15 September 2015

Intro to Cholecystectomy, Vol. II: Dealing with Bureaucracy

See, after I stayed in the hospital for 3 days, I immediately went to my GP. After all, he needed to know what happened, so that I can get the situation remedied. So the following work day, I went to his clinic without an appointment, and luckily, I just showed up, and he immediately saw me.

I gave him the letter the hospital gave me when I was released, detailing their diagnosis and the recommended cholecystectomy. Since I wasn't in emergency pain, the gallbladder removal could wait. Therefore, the hospital that I was taken into didn't do it. I had to do it through proper channels.

My GP gave me two official documents. I received a red prescription, which I simply showed at a random drugstore, and I automatically got some medication as a result. It was an official document saying that my GP thinks it is essential for me to get that medicine, hence the insurance company will pay for it.

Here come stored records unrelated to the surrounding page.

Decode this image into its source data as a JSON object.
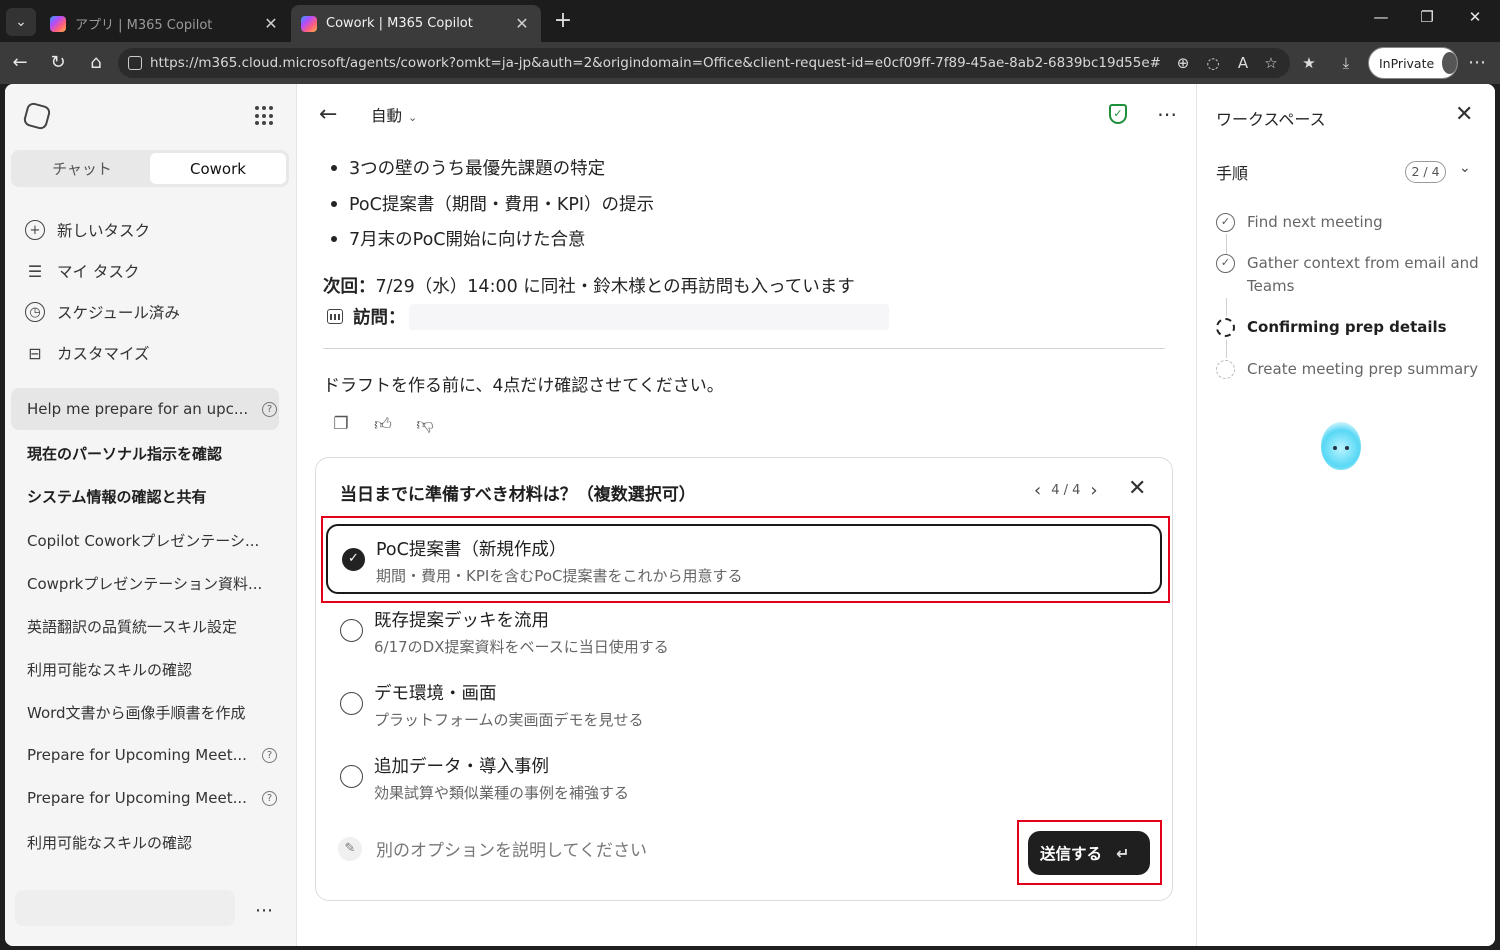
{
  "browser": {
    "tabs": [
      {
        "label": "アプリ | M365 Copilot",
        "active": false
      },
      {
        "label": "Cowork | M365 Copilot",
        "active": true
      }
    ],
    "url": "https://m365.cloud.microsoft/agents/cowork?omkt=ja-jp&auth=2&origindomain=Office&client-request-id=e0cf09ff-7f89-45ae-8ab2-6839bc19d55e#/task...",
    "inprivate_label": "InPrivate"
  },
  "sidebar": {
    "mode_tabs": [
      "チャット",
      "Cowork"
    ],
    "active_mode": "Cowork",
    "nav": [
      {
        "icon": "plus-circle-icon",
        "label": "新しいタスク"
      },
      {
        "icon": "checklist-icon",
        "label": "マイ タスク"
      },
      {
        "icon": "clock-icon",
        "label": "スケジュール済み"
      },
      {
        "icon": "toolbox-icon",
        "label": "カスタマイズ"
      }
    ],
    "history": [
      {
        "label": "Help me prepare for an upc...",
        "bold": false,
        "help": true,
        "selected": true
      },
      {
        "label": "現在のパーソナル指示を確認",
        "bold": true,
        "help": false
      },
      {
        "label": "システム情報の確認と共有",
        "bold": true,
        "help": false
      },
      {
        "label": "Copilot Coworkプレゼンテーシ...",
        "bold": false,
        "help": false
      },
      {
        "label": "Cowprkプレゼンテーション資料...",
        "bold": false,
        "help": false
      },
      {
        "label": "英語翻訳の品質統一スキル設定",
        "bold": false,
        "help": false
      },
      {
        "label": "利用可能なスキルの確認",
        "bold": false,
        "help": false
      },
      {
        "label": "Word文書から画像手順書を作成",
        "bold": false,
        "help": false
      },
      {
        "label": "Prepare for Upcoming Meet...",
        "bold": false,
        "help": true
      },
      {
        "label": "Prepare for Upcoming Meet...",
        "bold": false,
        "help": true
      },
      {
        "label": "利用可能なスキルの確認",
        "bold": false,
        "help": false
      }
    ]
  },
  "main": {
    "mode_label": "自動",
    "bullets": [
      "3つの壁のうち最優先課題の特定",
      "PoC提案書（期間・費用・KPI）の提示",
      "7月末のPoC開始に向けた合意"
    ],
    "next_visit_label": "次回：",
    "next_visit_text": "7/29（水）14:00 に同社・鈴木様との再訪問も入っています",
    "visit_label": "訪問：",
    "draft_prompt": "ドラフトを作る前に、4点だけ確認させてください。"
  },
  "question": {
    "title": "当日までに準備すべき材料は？（複数選択可）",
    "pager": "4 / 4",
    "options": [
      {
        "title": "PoC提案書（新規作成）",
        "desc": "期間・費用・KPIを含むPoC提案書をこれから用意する",
        "selected": true
      },
      {
        "title": "既存提案デッキを流用",
        "desc": "6/17のDX提案資料をベースに当日使用する",
        "selected": false
      },
      {
        "title": "デモ環境・画面",
        "desc": "プラットフォームの実画面デモを見せる",
        "selected": false
      },
      {
        "title": "追加データ・導入事例",
        "desc": "効果試算や類似業種の事例を補強する",
        "selected": false
      }
    ],
    "other_placeholder": "別のオプションを説明してください",
    "submit_label": "送信する"
  },
  "workspace": {
    "title": "ワークスペース",
    "steps_title": "手順",
    "steps_count": "2 / 4",
    "steps": [
      {
        "label": "Find next meeting",
        "status": "done"
      },
      {
        "label": "Gather context from email and Teams",
        "status": "done"
      },
      {
        "label": "Confirming prep details",
        "status": "active"
      },
      {
        "label": "Create meeting prep summary",
        "status": "pending"
      }
    ]
  },
  "colors": {
    "highlight_box": "#e3001b",
    "shield_green": "#1e8f3a",
    "submit_button": "#1f1f1f"
  }
}
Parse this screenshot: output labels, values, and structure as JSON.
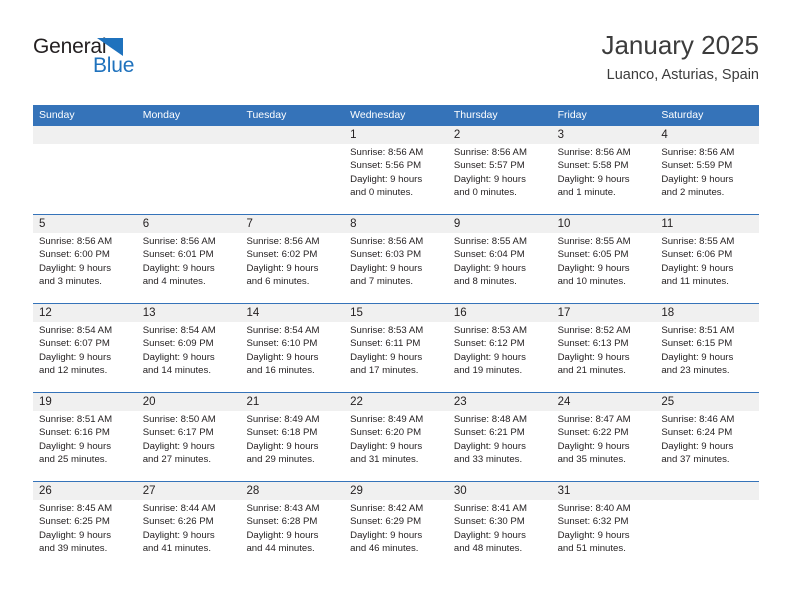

I also received a yellow referral letter, which I had to show to the hospital. My GP told me that I should make an appointment to the hospital, and then after that, I will come back to his office. I should have asked what appointment, but then, given that it was my first time to get an operation, I expected the worst.

So I called the hospital, and told the operator that I needed to get my gallbladder out, so I would like to set up an appointment. I was relayed to the proper office, and they offered me July 16. I thought that was the appointment for the operation, and since I had to be out of town the following weekend, I asked if there was an appointment available after that instead. So they gave me July 21. I didn't really ask more than that, I just put it in my calendar, expecting that I would be operated there. I knew that there are several steps to having an operation, and I thought that everything would simply start happening on that date.

I was wrong.

When I went to the hospital on that date, I was told that I only had an appointment with the surgeon to introduce myself. I took my referral letter and he read it, and then told me pretty much everything that I already knew, about the operation. He gave me some official looking documents, basically documents that I had to sign saying I consent to being operated on. And then there were bureaucratic issues that I had to take care of. In the meantime, I was given a schedule. On August 5, I had an appointment for the preparatory session, which included getting bloodwork done, getting an ultrasound or something, and having a chat with the anesthesiologist. On August 6 I was to call a number to schedule my surgery, and on August 7 I have my surgery.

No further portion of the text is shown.